Joe Biden WILL meet with Erdogan at the G20 tomorrow after Turkish president backed down from threat to expel US ambassador
The meeting comes after Erdogan backed down on a threat to expel 10 foreign ambassadors, including from the U.S., after he called them ‘persona non grata’ for a statement they released in support of jailed philanthropist Osman Kavala.
‘I’m not actually even sure we would have had the meeting if he had gone ahead and expelled,’ the senior official told reporters in Rome Saturday night. ‘Certainly the president will indicate that we need to find a way to avoid crises like that one going forward.’
조 바이든 대통령 (왼쪽) shakes the hand of Turkish President Recep Tayyip Erdoğan (권리) as the G20 leaders meet for the first time in-person in two years. Standing in the middle is Democratic Republic of Congo’s President and African Union Chair Felix Tshisekedi
Turkish President Recep Tayyip Erdogan (왼쪽), British Prime Minister Boris Johnson (센터) and President Joe Biden (권리) are pictured as they arrive Saturday at the G20 in Rome
‘Precipitous action is not going to benefit the U.S.-Turkey partnership and alliance,’ the official added.
Kavala has been in prison since 2017 and was accused of conspiring with an American professor and the CIA to spy on the Turkish government, organize protests in 2013 and help plan a coup attempt in 2016 that left 250 죽은 사람.
Kavala has denied the charges.
Upon arrival at La Nuvola, ‘the cloud,’ in Rome on Saturday, where G20 leaders participated in their first in-person meeting in two years, Biden warmly greeted Erdogan, before the principles posed for their so-called ‘family picture.’
Biden was originally expected to meet with Erdogan at COP26, the United Nations climate summit in Glasgow, 스코틀랜드, where he will travel next.

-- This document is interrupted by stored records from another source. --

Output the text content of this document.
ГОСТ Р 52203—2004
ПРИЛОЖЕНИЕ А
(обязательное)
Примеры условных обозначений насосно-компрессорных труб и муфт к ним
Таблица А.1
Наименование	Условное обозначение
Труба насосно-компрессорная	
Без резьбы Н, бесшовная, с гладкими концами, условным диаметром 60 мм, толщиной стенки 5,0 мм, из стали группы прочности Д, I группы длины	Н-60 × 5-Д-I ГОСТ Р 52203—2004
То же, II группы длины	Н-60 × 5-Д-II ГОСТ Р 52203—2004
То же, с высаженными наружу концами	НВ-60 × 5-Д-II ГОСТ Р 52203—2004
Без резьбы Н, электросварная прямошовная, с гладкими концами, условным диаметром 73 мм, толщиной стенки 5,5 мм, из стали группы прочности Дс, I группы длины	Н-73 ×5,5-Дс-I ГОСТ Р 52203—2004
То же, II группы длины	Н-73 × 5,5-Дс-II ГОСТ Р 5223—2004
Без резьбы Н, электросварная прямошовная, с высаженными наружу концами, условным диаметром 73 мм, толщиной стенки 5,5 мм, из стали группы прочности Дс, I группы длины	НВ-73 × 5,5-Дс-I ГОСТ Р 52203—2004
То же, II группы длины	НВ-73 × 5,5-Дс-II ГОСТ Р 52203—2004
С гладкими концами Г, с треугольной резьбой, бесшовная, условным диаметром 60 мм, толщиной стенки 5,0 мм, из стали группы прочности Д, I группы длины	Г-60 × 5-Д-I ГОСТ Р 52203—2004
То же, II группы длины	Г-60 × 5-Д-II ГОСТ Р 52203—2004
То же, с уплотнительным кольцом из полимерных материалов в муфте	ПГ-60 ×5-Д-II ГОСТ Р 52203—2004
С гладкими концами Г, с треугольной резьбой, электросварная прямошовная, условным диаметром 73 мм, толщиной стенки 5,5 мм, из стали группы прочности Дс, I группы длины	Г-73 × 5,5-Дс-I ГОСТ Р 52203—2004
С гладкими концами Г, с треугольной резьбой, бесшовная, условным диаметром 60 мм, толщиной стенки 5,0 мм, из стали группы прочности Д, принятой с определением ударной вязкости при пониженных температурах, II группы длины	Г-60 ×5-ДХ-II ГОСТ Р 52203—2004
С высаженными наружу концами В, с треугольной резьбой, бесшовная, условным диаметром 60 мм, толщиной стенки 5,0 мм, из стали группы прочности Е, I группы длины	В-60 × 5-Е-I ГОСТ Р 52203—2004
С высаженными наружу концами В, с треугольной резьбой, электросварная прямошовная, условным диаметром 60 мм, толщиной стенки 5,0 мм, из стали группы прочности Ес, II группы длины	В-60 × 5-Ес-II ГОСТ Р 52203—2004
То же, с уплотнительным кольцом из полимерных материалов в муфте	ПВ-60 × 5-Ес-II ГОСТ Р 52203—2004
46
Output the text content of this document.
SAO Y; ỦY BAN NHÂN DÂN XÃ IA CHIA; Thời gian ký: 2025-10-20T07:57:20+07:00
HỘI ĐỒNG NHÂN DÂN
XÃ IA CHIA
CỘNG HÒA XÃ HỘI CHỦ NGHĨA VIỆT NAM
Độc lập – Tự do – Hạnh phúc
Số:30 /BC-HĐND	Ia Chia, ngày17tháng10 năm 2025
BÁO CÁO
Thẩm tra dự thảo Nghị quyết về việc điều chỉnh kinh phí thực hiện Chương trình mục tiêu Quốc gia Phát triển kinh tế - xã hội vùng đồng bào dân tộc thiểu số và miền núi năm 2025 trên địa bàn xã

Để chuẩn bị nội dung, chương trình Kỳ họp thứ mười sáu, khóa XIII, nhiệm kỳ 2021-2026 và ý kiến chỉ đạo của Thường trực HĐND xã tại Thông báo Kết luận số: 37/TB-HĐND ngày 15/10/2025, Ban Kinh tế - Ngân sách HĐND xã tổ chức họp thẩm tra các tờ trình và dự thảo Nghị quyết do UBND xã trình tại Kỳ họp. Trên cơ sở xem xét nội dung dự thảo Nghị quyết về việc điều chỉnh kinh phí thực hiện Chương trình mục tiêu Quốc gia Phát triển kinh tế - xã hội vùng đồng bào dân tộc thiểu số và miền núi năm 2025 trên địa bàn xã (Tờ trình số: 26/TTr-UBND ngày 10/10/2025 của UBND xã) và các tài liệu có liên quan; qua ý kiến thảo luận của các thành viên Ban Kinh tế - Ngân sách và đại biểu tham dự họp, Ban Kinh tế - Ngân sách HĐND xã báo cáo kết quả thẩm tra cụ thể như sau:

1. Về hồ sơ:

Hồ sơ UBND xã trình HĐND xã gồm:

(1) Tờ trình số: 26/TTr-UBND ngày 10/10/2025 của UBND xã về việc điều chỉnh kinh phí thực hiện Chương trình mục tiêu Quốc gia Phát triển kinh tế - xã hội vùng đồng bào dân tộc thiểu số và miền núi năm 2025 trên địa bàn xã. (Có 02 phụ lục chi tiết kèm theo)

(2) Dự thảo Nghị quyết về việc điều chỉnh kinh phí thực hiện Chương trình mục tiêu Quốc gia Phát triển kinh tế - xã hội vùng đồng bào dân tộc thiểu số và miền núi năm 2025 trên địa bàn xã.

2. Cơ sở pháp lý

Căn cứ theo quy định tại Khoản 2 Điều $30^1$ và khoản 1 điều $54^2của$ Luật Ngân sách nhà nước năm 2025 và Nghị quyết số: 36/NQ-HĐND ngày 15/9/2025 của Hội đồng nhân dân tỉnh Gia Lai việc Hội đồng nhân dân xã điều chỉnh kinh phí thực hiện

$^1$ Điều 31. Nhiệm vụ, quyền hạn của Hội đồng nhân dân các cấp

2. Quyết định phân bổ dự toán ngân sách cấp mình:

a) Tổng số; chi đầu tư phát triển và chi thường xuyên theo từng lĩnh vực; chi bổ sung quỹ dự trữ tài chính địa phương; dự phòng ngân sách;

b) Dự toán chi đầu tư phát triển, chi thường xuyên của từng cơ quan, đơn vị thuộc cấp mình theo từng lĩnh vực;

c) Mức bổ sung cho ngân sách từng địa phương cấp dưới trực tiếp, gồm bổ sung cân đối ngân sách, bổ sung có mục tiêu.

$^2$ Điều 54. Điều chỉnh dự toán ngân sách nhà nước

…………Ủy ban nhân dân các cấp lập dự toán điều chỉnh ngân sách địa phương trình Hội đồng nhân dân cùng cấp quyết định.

At the Sunday morning meeting, Biden will also discuss Turkey’s request to purchase F-16 fighter jets, its defense relationship with the United States as well as a range of regional issues such as Syria and Libya.
Lawmakers have urged the Biden administration not to sell F-16s to Turkey and threatened to block any such exports, on the grounds that Turkey had purchased Russian missile defense systems and ‘behaved like an adversary.’
Reuters reported earlier this month that Turkey had made a request to the U.S. to buy 40 Lockheed Martin-made F-16s and nearly 80 modernization kits for its existing warplanes.